Een nieuwe studie haalt de hypothese onderuit dat de voorouders van de zoogdieren zich voortbewogen zoals de huidige reptielen. Ze geeft ook aan dat we nog niet alles weten over de evolutionaire ontwikkeling van de ruggengraat, maar we komen steeds dichterbij.
Allesbepalend voor de manier van voortbewegen is de ruggengraat. Het unieke bij zoogdieren - zie de kat op de illustratie hieronder - is dat die op- en neergaande bewegingen kan maken.
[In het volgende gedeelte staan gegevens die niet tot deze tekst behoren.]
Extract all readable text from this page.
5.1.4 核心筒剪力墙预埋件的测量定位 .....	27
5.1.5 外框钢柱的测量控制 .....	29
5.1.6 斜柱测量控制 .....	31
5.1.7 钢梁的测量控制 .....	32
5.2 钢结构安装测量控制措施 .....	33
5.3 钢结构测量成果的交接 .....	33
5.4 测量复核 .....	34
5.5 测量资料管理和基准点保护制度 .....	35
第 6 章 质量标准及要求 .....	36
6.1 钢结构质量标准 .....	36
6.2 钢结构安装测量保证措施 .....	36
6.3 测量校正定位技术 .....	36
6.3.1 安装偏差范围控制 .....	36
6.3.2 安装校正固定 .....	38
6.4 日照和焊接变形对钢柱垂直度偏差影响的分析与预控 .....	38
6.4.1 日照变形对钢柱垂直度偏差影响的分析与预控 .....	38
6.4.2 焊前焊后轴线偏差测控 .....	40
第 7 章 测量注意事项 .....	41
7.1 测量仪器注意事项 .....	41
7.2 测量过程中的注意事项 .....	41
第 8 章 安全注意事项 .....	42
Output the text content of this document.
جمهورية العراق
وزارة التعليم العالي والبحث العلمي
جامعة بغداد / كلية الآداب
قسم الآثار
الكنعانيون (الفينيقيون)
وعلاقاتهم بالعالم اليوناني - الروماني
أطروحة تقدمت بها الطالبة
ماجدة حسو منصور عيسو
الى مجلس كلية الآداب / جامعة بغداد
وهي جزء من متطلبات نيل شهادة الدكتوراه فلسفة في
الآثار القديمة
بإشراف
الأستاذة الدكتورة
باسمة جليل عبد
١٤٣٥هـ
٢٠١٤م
Tot nog toe ging men ervan uit dit een evolutionaire doorontwikkeling was van de ruggengraat en bijgevolg de bewegingswijze die we vandaag kennen van reptielen, zoals de slang of de hagedis: zijwaarts, van links naar rechts.
De basis van deze hypothese, de zogenoemde overgang van lateraal naar sagittaal, was volgens sommige wetenschappers nogal smal en dus wankel. Kort samengevat: relatief oppervlakkige gelijkenissen tussen die hagedis van vandaag en uitgestorven zoogdierachtige reptielen. Een onderzoeksteam onder de vleugels van Harvard University hield deze hypothese nu tegen met licht met een aantal geavanceerde nieuwe technologieën.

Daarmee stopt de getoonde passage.